Über die Leitstelle wurde die Polizei beauftragt einen der
ortsansässigen Landwirte mit einem Frontlader zu verständigen. Nach dessen
Eintreffen konnten die noch vollständig intakten Ballen in Sicherheit gebracht
werden.
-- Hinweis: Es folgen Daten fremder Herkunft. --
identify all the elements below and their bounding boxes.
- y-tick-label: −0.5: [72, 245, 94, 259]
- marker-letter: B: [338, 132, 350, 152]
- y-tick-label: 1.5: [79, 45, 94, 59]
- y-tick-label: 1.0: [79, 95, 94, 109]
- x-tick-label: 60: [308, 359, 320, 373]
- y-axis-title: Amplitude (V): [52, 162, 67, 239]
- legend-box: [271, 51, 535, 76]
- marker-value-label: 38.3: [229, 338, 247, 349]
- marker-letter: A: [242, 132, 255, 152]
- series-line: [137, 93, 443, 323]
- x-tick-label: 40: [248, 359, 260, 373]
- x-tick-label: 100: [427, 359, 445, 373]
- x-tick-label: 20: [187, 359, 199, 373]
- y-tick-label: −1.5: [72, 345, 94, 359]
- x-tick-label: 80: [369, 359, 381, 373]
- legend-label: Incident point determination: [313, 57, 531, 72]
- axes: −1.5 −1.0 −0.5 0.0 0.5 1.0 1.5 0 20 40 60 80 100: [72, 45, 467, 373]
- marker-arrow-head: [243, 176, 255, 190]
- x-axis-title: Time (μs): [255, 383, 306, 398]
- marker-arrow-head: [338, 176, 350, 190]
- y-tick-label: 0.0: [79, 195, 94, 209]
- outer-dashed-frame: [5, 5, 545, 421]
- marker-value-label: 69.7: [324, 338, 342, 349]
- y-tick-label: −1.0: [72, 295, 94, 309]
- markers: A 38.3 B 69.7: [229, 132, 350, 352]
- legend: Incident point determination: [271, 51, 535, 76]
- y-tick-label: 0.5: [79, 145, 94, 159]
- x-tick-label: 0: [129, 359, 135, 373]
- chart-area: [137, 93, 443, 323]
Da das Ablöschen der brennenden Ballen einen enormen Zeit und
Materialeinsatz bedeuten würde, entschied der Einsatzleiter die bereits
zerstörten Ballen kontrolliert abbrennen zu lassen.
Um den Abbrand des Brandguts zu beschleunigen kamen
zeitweise zwei Hochleistungslüfter zum Einsatz. Abschließend wurde die
Brandstelle mit einem Schaumteppich bedeckt, um ein Wiederaufflammen des Feuers
zu verhindern. Während der „heißen Phase“ des Einsatzes kamen zeitgleich vier
Trupps unter Atemschutz mit je einem C-Rohr zum Einsatz. Die Feuerwehr
Groß-Gerau konnte, nach Sicherstellung der Löschwasserversorgung, frühzeitig
wieder aus dem Einsatz entlassen werden.
Zur Sicherheit der Einsatzkräfte war das Deutsche Rote Kreuz
Nauheim mit 2 Fahrzeugen im Einsatz. Im Verlauf des Einsatzes verpflegten Sie
die Einsatzkräfte mit Getränken und Essen. Zur Ermittlung der Brandursache
waren ebenfalls mehrere Streifenwagen der Polizei Groß-Gerau vor Ort. Mit den
Nacharbeiten, die sich im Feuerwehrhaus anschlossen, konnte der Leitstelle nach
6 Stunden Einsatzende gemeldet werden.